Sunday, March 4, 2018

Shadows of Forgotten Ancestors - A Book Review






 

Sadly, calm and rational thought is quite rare in our society and culture these days. If anything, the country seems to be in a state of permanent tantrum with everyone from full-fledged adults to elected leaders acting like psychopathic five year-olds. During the times I begin to feel overwhelmed by such depressing examples of lowest common denominator human behavior I grab one of my books written by Carl Sagan.

It was during the early 1980's when I became aware of the now late Dr. Sagan when he appeared in his version of the Cosmos science series on my local Public Broadcasting Service channel. His explanation of the science of evolution, the efforts of scientists to expand human knowledge, and the wonders of the universe did more to shape my mind than any other person or idea. Needless to say, when the book version of the Cosmos series was published, I rushed out to purchase it at the local book store. Even now decades later that worn hardcover book is one of my prized possessions.

For me, Dr. Sagan's prose can take on the cadence of poetry with its easy rhythms that allow an open mind to look at the universe in a scientific fashion. While never being condescending to the layman, he nonetheless spells out that the universe and human beings can be understood without resorting to supernatural beings or grand conspiracies.

IMPORTANT DISCLAIMER: No, that last statement is not a jab in the eye of anyone religious. It's just that illnesses are caused by actual physical reasons like viruses, bacteria, exposure to toxic substances, or genetic mutations. Not because an evil spirit or demon invaded Aunt Agatha's body and gave her cancer. And that while Lee Harvey Oswald was a delusional A-hole, there is no evidence that he was part of a conspiracy involving Vice President Johnson, the Russians, the Mafia, or even time traveling humans who wanted Kennedy dead for some cosmic reason. Yes, that last one was a headline on a now defunct tabloid several years ago.

In an effort to ground myself and ignore the unrelenting rage that seems to dominate life these days, I picked up Shadows of Forgotten Ancestors, a book that Carl Sagan wrote with his wife, Ann Druyan, back in 1993. In that book Sagan and Druyan trace the development of life from the beginning of the Earth and onward to the arrival of Homo sapiens.

They argue that our species worst traits like territoriality, fear of the stranger, greed, racial and ethnic hate, and all the rest are elements of a survival strategy used by many other lifeforms. In fact, they delve deeply into levels of consciousness exhibited by other animals making a convincing case that it is a “difference of degrees rather than kind.” The problem though is that while those primitive traits helped the small bands of human hunter-gatherers struggling to survive, we have now crossed a line that requires our species to supersede our baser behaviors.

Like Sagan's other works Shadows of Forgotten Ancestors is a journey that delves into history and philosophy, and even biographical segments.

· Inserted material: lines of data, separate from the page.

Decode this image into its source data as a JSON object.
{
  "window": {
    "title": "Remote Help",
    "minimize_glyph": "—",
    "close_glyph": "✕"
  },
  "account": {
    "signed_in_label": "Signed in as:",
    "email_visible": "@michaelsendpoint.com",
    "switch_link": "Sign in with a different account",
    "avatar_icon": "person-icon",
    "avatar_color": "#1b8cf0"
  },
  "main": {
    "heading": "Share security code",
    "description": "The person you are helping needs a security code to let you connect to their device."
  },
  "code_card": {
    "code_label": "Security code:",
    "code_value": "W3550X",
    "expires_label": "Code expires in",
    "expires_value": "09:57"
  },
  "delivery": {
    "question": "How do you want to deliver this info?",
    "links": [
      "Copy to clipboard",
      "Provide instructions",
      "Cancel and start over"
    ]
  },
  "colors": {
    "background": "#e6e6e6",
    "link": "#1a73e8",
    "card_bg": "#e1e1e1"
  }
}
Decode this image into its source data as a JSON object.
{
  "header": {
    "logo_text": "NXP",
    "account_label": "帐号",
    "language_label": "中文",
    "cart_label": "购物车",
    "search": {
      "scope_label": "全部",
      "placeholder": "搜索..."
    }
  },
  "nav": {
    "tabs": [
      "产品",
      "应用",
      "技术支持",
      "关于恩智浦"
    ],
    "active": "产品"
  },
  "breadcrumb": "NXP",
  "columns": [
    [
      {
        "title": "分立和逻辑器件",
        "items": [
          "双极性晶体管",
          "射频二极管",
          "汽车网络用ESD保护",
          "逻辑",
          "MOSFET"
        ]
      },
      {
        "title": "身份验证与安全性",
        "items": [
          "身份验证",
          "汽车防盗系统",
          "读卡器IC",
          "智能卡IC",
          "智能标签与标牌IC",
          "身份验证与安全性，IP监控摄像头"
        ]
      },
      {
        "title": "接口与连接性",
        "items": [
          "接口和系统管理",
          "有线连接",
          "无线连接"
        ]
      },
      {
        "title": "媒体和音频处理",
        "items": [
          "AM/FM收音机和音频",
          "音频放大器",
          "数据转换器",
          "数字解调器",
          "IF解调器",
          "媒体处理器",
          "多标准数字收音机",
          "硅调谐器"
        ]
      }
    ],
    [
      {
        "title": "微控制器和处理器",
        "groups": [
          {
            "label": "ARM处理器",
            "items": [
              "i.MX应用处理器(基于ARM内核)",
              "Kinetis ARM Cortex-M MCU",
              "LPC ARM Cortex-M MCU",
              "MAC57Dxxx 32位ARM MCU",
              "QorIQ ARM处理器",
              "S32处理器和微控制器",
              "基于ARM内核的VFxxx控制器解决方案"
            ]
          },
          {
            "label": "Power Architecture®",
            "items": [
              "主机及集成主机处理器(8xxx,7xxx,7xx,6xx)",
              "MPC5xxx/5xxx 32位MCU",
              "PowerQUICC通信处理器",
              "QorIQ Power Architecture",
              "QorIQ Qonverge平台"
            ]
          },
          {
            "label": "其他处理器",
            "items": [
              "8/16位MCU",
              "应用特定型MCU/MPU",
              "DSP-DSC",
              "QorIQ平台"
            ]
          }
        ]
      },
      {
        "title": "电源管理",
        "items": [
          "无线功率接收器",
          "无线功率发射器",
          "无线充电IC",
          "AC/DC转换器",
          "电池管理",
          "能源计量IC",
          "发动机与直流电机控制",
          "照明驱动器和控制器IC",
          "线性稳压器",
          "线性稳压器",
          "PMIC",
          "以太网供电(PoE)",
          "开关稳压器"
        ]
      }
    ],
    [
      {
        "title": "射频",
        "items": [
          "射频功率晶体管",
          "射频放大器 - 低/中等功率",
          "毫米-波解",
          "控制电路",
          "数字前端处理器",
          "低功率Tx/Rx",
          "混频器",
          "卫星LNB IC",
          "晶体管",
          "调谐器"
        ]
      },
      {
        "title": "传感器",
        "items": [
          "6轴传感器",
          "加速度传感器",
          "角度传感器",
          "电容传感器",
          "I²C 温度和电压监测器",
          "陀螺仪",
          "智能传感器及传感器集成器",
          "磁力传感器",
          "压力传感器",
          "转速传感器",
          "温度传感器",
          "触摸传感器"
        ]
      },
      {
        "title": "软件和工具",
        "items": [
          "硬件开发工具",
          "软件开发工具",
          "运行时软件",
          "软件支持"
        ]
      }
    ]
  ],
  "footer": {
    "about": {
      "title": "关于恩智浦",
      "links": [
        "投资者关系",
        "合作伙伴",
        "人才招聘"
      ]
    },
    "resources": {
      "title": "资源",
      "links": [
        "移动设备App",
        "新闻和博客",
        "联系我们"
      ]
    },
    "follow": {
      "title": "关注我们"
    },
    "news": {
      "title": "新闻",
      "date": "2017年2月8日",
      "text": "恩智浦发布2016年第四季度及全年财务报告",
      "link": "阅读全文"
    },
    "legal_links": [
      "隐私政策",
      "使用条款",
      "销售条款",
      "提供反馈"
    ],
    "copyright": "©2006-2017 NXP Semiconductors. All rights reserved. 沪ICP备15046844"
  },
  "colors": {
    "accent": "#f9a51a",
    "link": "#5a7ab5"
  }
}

Some have criticized it as meandering but for me it's food for a weary soul who thought by the twenty-first century humans would be further along than the news suggests.

Not to be pollyannaish, but it does end on an upbeat note. Humans have made great strides in the last couple of centuries. Sagan points out that chattel slavery, once justified as natural by both secular intellectuals and religious types has largely been wiped off the face of the planet. He also explains that our species is in the process of shedding other darker aspects of our nature. Almost seeming as if Sagan foresaw our current predicament after 2016, he explains these efforts to rise above our darker traits are tentative and need to be carefully cultivated. Needless to say, Shadows of Forgotten Ancestors is a testament to the better angels of human nature that I highly recommend.

4 comments:

Jimmy said...

You definitely have me interested in this book now, a very interesting review on the subject, I think a lot of people can relate to this one.

Now to speak on getting a swat in public, I too was raised in South Carolina and received my share of swats, and not only by Momma but also by the Grandparents or anyone who caught me doing something wrong, I was never abused and I truly believe that if people would go back to swatting their children when they misbehave rather than overlooking it, that a lot of problems in our society would be lessened.

sage said...

Would you say that Sagan was a Hegelian, with its view of continued idealist progress?

Raised just north of you, in the Greater Carolina, I too received my swats and the imitation of a nuclear meltdown is a good description of a kid losing it in public.

Beach Bum said...

Jimmy: It's a deep but enjoyable read.

Sage: Oh no. In my mind I believe Dr. Sagan realized that the human species could just a likely commit collective suicide as mature and then build starships that would allow us to explore the galaxy.

Pixel Peeper said...

I can relate to losing yourself in a book to "ground" yourself, as you so aptly put it. My favorite book as a kid/teenager was the world atlas. I still have the one I got in 5th grade. It looks like hell and it's totally out of date, of course (countries have changed, walls have fallen, and borders disappeared or appeared since then), but I hang on to it.

There's something soothing about a scientist who calmly speaks with reason and authority. One of the reasons I like my bosses so much.